WordFence also scans your actual content for malware and phishing signatures looking for types of content injection. WordFence has a limit-login-attempt functionality to prevent brute force attacks as well as the capability to send notifications on logins so you can see who is and is not logging into your WordPress Dashboard. WordFence has many other security features covering a large spectrum of potential threats or attack vectors.
One of the more interesting features of WordFence is the live traffic information that ties into a software-level firewall. Using the live traffic and firewall features, you can block specific IP addresses or countries from accessing your site. This can help when an attacker is attempting to compromise your site. Furthermore, you can configure WordFence to automatically block or throttle access for IP addresses when usage from those traffic sources exceeds limits that you set. WordFence is also introducing a new caching mechanism to improve the speed of your site.

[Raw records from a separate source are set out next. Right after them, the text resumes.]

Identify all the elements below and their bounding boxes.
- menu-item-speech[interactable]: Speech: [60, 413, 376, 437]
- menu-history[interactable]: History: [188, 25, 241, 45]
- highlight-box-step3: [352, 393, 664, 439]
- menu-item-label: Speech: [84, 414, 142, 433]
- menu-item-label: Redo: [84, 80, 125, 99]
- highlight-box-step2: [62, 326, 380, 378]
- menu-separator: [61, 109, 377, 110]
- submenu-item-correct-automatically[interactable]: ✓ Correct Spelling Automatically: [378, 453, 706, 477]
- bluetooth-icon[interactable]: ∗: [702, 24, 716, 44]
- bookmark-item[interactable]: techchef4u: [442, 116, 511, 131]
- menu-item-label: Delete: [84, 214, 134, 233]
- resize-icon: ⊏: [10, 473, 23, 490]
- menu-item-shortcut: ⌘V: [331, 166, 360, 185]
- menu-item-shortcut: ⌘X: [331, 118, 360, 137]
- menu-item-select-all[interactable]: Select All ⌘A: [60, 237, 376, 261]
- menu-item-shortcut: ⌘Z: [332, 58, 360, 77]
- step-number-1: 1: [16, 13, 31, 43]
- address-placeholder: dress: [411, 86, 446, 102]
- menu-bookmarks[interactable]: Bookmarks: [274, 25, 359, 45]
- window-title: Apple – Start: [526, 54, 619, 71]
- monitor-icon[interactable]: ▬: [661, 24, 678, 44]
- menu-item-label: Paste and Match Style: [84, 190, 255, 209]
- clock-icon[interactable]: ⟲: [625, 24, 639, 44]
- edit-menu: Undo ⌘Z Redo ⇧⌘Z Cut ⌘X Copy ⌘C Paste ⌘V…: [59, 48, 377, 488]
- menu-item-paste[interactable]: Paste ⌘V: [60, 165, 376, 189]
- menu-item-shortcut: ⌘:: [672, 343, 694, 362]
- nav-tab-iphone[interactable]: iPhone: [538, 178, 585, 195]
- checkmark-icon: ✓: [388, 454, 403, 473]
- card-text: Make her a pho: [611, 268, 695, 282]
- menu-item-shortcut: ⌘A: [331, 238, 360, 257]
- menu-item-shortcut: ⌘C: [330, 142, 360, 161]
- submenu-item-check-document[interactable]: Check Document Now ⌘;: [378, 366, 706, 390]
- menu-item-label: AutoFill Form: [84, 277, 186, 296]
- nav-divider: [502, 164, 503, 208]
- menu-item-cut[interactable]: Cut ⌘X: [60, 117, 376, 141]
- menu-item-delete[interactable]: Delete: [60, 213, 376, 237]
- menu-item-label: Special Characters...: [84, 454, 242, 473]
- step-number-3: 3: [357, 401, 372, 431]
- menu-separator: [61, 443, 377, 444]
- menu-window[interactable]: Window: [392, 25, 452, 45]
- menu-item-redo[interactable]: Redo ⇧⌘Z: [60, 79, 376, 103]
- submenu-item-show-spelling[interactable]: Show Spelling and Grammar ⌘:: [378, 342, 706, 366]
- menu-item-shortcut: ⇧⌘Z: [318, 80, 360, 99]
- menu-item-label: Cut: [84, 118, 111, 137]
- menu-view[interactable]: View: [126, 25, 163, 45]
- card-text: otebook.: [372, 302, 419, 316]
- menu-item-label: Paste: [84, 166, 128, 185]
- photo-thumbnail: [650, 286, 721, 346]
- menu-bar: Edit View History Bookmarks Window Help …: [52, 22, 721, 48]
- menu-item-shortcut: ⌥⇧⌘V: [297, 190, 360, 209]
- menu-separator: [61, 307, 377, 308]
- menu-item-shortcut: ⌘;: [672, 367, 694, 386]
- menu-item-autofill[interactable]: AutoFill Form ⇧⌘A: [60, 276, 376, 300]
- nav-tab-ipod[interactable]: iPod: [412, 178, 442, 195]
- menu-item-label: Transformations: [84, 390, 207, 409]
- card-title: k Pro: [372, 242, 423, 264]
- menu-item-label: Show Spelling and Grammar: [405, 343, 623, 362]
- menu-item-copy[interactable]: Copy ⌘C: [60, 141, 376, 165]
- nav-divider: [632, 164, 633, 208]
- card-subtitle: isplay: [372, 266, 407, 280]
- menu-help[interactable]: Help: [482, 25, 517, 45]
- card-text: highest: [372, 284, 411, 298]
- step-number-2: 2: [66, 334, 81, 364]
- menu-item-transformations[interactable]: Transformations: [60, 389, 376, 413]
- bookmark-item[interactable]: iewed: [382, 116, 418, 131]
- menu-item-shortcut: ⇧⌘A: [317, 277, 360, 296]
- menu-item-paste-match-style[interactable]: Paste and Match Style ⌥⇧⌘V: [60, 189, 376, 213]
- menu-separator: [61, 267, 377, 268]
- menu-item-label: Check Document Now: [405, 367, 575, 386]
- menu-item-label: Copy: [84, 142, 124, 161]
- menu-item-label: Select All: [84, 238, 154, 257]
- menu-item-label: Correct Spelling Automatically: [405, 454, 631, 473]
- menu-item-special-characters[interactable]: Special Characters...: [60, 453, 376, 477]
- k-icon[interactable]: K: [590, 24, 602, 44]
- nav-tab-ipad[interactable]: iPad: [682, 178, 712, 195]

You can find more information about WordFence Security at http://wordpress.org/plugins/wordfence/.
This chapter covered some of the challenges that can occur when your WordPress site begins to get noticed on the web. Popularity attracts attention so securing your WordPress installation is a fact of life for being on the web today. Security is an ongoing cat and mouse game between site administrators and the bad guys, and keeping on top of best practices and latest advancements is an important job skill for the professional developer. Choosing a security plugin and keeping your WordPress updated are now regularly occurring maintenance tasks for your site development and management process.
Finally, role definition is key in controlling the scope of permissions for your users. Contain when you can, and use the principle of least privilege to the fullest extent. Security is a fundamental component of using WordPress in the real world either as a website foundation or an application framework. You will tackle those topics in the next two chapters.